ATLANTA — A decades-long fight between Florida and Georgia over the supply of water in the states’ shared watershed is headed to trial, despite the pleas of a special master appointed by the U.S. Supreme Court to reach a settlement instead.
Florida’s attorneys say water use has grown dramatically in the booming metropolitan Atlanta area and in southwest Georgia’s agricultural industry, harming the environment and downstream industries including oyster fishing.
Georgia’s lawyers say the state’s water use isn’t to blame for lower flows into Florida’s Apalachicola Bay, and that capping its use of the Chattahoochee and Flint rivers will jeopardize Georgia’s economy.
The arguments filed this week suggest neither state is backing down ahead of a trial beginning on Oct. 31 that could affect how the watershed serving Alabama, Florida and Georgia is used.
“I hope I live long enough to see it happen,” said Special Master Ralph Lancaster, who was appointed by the U.S. Supreme Court to review Florida’s 2013 lawsuit. “When this matter is concluded, at least one and probably both of the parties will be unhappy with the court’s Order,” he warned attorneys last year in a conference call.
The dispute focuses on the Apalachicola-Chattahoochee-Flint River Basin, which drains nearly 20,000 square miles in western Georgia, eastern Alabama and the Florida Panhandle.

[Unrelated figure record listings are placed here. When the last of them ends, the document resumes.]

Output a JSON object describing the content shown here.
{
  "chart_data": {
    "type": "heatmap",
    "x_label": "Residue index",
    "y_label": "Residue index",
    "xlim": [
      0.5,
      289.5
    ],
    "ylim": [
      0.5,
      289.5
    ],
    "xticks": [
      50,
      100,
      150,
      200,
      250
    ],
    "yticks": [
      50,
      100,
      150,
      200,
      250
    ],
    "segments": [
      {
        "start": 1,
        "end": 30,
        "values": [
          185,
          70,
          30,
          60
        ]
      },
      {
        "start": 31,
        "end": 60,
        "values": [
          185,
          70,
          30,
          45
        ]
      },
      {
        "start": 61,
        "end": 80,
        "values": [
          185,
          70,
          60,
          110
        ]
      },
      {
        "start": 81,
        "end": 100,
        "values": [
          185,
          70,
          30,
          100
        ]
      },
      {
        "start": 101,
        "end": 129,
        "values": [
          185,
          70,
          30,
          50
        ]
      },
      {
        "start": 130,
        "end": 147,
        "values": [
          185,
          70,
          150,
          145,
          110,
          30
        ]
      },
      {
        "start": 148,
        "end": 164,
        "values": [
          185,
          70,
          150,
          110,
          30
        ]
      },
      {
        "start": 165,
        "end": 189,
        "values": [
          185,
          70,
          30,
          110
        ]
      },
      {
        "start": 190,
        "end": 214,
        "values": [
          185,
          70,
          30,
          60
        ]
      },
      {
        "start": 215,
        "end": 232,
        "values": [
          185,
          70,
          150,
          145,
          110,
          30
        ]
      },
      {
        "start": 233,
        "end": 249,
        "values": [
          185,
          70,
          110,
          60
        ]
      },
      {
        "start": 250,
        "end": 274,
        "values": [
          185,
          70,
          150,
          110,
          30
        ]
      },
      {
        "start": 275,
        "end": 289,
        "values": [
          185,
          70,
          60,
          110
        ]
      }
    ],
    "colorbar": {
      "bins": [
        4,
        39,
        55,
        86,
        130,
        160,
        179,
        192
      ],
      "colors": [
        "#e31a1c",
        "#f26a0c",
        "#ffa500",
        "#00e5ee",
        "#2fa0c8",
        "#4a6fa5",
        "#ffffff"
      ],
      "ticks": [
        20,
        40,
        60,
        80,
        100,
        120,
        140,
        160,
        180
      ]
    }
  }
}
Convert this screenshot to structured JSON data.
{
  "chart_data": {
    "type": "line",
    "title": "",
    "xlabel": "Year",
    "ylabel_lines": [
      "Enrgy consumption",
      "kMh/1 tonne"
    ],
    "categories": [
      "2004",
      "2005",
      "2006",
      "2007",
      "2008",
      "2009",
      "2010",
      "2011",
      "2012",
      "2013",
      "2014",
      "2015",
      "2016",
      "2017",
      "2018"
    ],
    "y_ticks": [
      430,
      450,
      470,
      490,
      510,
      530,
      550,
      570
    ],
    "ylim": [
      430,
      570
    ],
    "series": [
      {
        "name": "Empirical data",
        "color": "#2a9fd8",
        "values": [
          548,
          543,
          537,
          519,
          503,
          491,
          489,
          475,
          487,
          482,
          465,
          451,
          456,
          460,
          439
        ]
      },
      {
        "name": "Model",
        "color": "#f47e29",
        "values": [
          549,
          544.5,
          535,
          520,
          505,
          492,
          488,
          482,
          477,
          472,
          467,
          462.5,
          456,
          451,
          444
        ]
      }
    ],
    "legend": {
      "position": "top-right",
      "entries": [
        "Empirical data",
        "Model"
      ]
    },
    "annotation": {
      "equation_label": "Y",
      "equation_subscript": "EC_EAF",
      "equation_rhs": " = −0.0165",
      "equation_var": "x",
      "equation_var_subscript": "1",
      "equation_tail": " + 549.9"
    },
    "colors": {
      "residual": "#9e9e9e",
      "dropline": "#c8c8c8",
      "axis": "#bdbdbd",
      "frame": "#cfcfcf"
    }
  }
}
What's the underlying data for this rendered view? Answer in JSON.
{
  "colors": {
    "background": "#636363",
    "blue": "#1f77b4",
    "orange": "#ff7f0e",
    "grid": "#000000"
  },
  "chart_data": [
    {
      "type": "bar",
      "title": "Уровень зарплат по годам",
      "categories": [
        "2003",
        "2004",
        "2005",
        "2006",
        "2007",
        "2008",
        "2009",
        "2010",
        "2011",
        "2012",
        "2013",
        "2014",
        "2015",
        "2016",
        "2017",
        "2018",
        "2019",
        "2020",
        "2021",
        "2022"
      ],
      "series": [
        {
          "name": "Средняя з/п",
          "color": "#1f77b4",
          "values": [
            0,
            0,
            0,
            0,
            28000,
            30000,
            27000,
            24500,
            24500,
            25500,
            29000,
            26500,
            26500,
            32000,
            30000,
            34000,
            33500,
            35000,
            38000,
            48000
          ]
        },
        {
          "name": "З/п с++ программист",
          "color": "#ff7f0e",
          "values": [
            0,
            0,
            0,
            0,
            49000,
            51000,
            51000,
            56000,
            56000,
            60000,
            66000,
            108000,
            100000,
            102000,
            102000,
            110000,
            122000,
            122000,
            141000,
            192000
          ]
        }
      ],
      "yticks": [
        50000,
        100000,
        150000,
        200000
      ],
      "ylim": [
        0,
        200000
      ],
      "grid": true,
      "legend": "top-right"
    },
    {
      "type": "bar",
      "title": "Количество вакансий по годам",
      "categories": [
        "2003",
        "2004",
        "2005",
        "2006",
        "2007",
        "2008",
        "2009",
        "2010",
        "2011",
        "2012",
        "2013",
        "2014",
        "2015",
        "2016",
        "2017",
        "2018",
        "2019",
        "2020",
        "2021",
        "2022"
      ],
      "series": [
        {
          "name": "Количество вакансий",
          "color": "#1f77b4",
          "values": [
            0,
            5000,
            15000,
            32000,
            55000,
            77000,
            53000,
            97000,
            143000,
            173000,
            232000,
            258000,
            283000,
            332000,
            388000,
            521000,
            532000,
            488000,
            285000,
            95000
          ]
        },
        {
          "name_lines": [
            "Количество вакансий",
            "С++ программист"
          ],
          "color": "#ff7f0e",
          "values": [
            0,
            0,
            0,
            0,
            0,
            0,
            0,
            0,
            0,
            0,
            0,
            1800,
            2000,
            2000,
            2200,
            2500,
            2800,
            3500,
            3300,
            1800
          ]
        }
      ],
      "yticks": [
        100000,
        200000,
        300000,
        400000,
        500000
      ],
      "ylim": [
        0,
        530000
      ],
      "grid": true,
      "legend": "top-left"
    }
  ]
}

The Chattahoochee and Flint rivers meet at the Georgia-Florida border to form the Apalachicola, which flows into the bay and the Gulf of Mexico beyond.
Florida wants Georgia’s water use to be capped annually, with additional cutbacks during drought years, so that Florida’s oyster industry gets the balance of fresh and salt water it needs to survive. Federal authorities have blamed low flows from fresh-water rivers for throwing off that balance, which “will be catastrophic and irreversible” for the industry and environment without change, Florida argues in its brief.
Georgia’s water consumption is “extreme” and significantly worsens already reduced flows, the brief said. “Equity requires that Georgia share the pain with Florida, not avoid it at Florida’s expense.”
Florida also argues that Georgia hasn’t done enough to require water conservation in cities or efficiencies in agricultural uses. Georgia’s attorneys deny this, saying the state has taken steps to conserve water, both by farms and by metro Atlanta’s 5 million consumers.
Georgia attorneys hope to convince a court that Florida has failed to show that Georgia’s water use directly harms the downstream environment or industries. The brief says that Florida’s “own mismanagement” of the fishery has diminished the bay’s oyster population and blames lower downstream flows on drought and the management of dams by the U.S. Army Corps of Engineers. Attorneys for Georgia also argue that Florida hasn’t shown that its proposed annual cap and added drought limits will have any positive influence downstream, but will harm industries that contribute almost $18 million annually to Georgia’s economy.
“Florida proposes draconian reductions in Georgia’s water use — cuts that will cost hundreds of millions (if not billions) of dollars and will generate a mere fraction of the water that Florida suggests,” the brief said.
Both states indicated this month that a settlement is unlikely before the trial begins in Portland, Maine, where Lancaster is based.